HELP. My mother-in-law is coming to visit on Friday. It just occurred to me that I have not sewn anything – NOT. ONE. THING. – since my initial success with doll pants and a tiny toy bin. I can’t even remember how to thread my bobbin. (Is it just me, or do I sound kind of macho when I talk about my bobbin?)
At a minimum, I’ll dust off that $400 sewing machine she bought me so it doesn’t look quite so neglected. But I know she’ll want to see other signs of progress. I’m thinking I can throw a few fabric scraps on the floor, wear a measuring tape around my neck, and tell her I’m working on something “really big.” I’ll also randomly measure everyone’s inseam because I specialize in awkward and overkill. Should be a great week.
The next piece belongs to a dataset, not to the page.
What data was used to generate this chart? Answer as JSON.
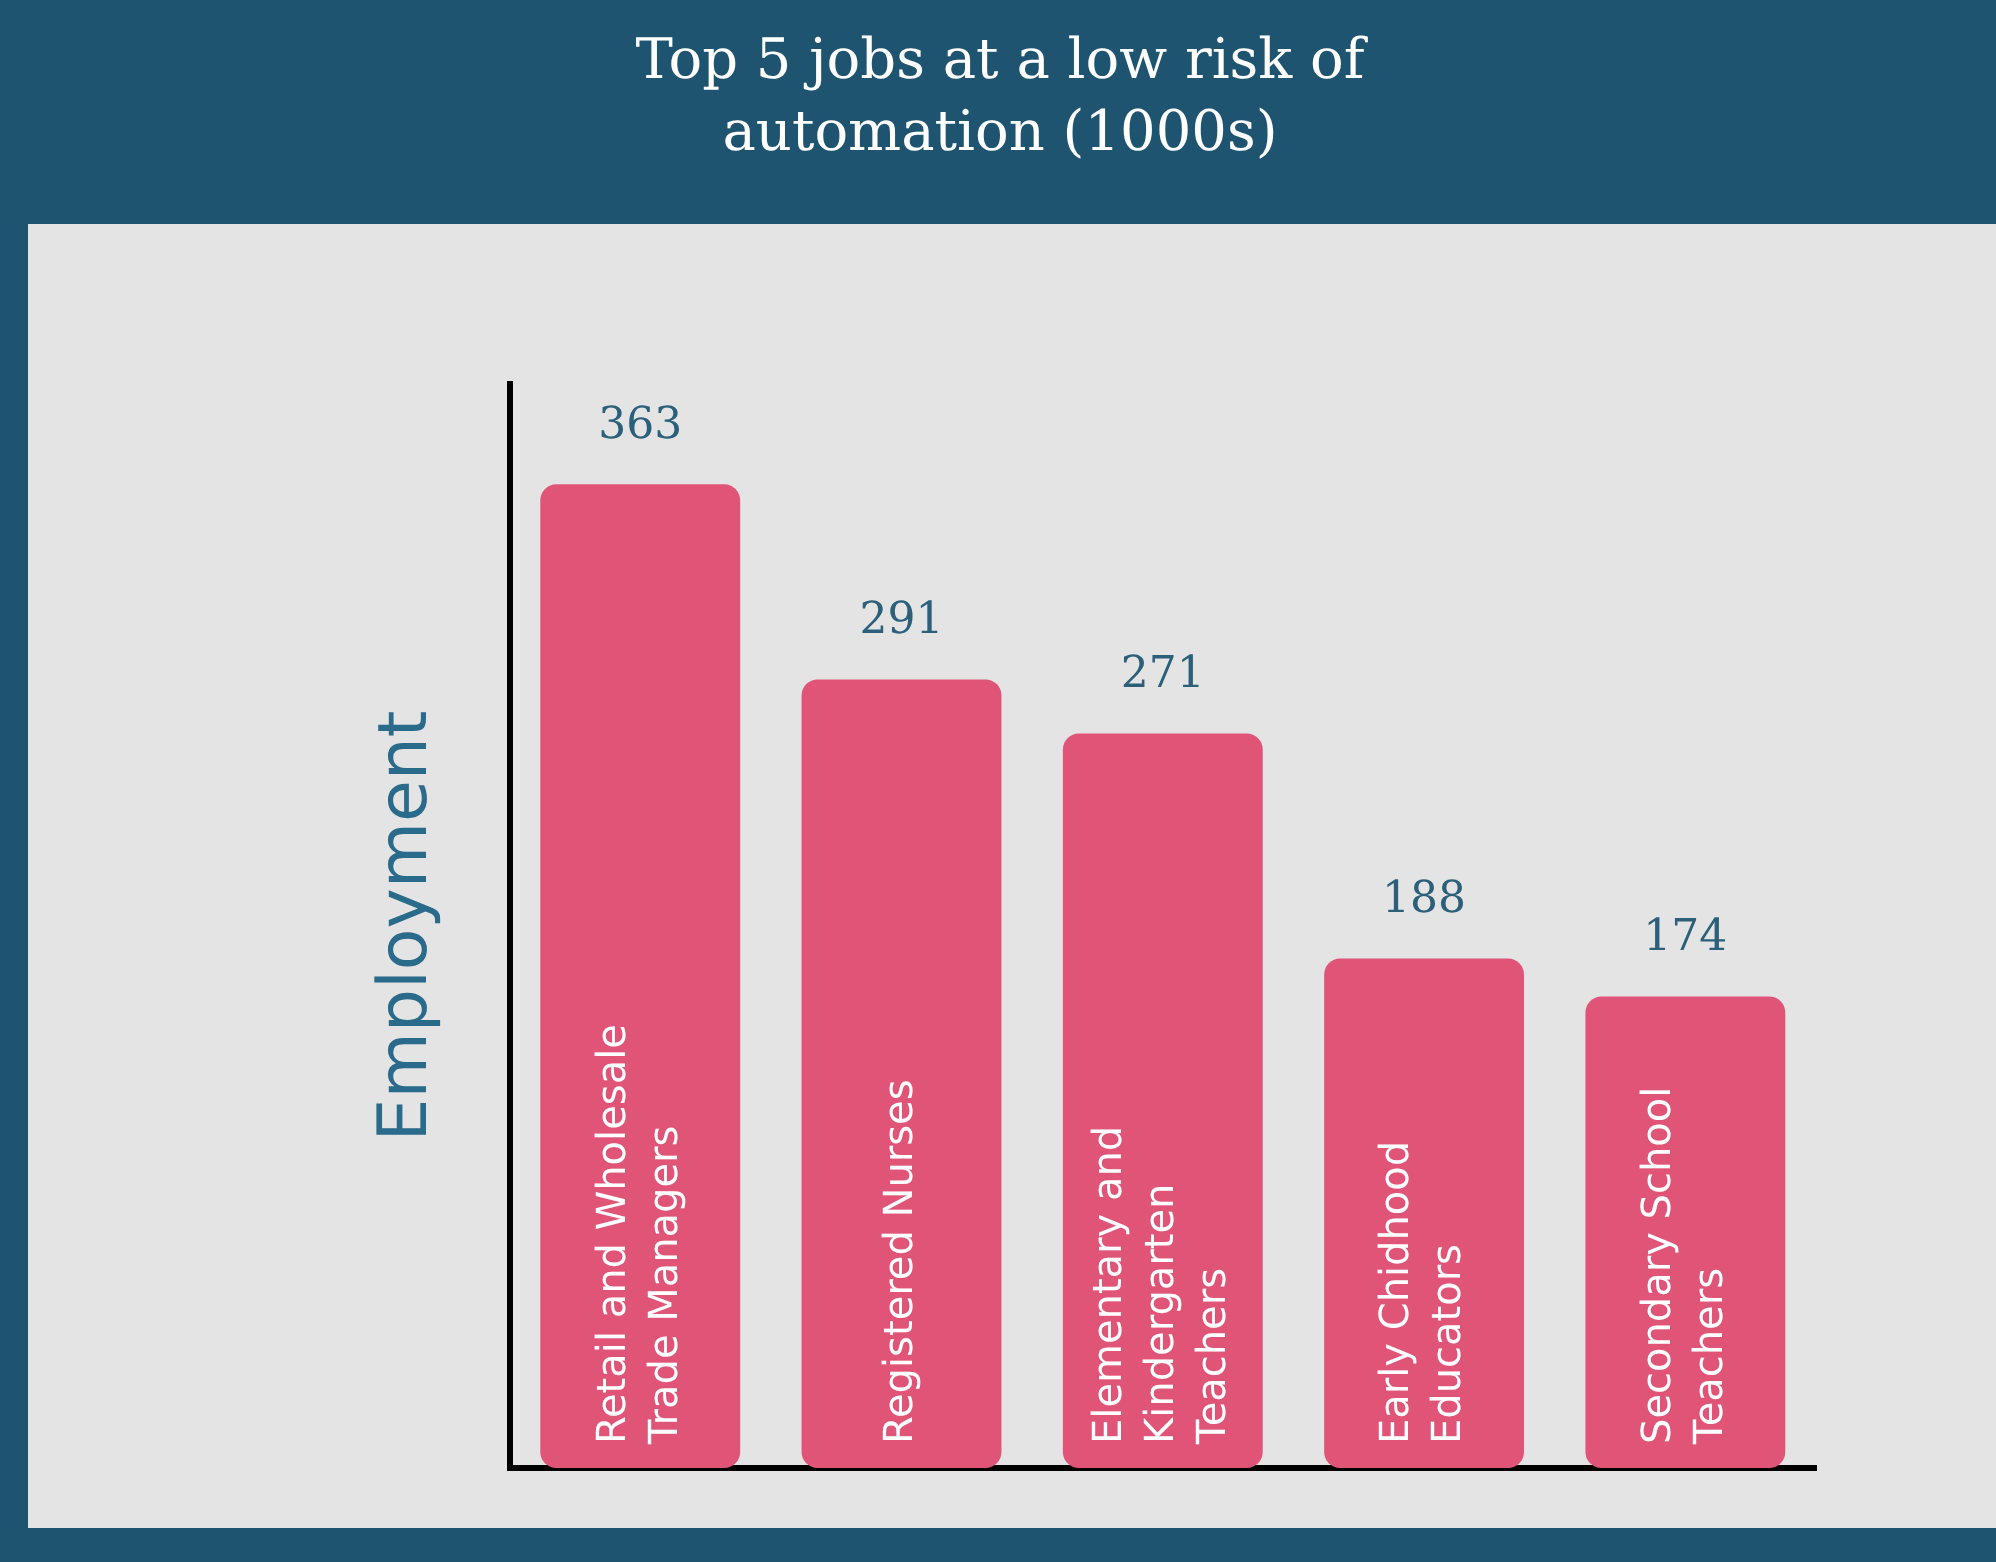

That’s right, WEEK. Not a weekend. Not even a long weekend. No, no. We’re talking about an extended week here, people. The in-laws are flying right by the sacred one-week mark and staying two more days beyond that. Because why the hell not? So I’ve got 9 days of lies ahead of me. NINE DAYS.
I can’t really be held responsible for my actions during that amount of time. I can generally keep it together and make conversation for 4, 5, or even 6 days. But 9? What more is there to say? How many times can we talk about the garden or the weather? At some point we will HAVE to discuss my sewing.
I’m worried that in a moment of desperation, I’ll break down and show her Creepy Baby. “Hey, look what I made! It’s a ski mask that I cut out of a sock and put on a doll and then I take pictures of it and write about it on the internet and I need therapy.”
She’ll probably try to have me committed. Rightfully so. Rightfully sew.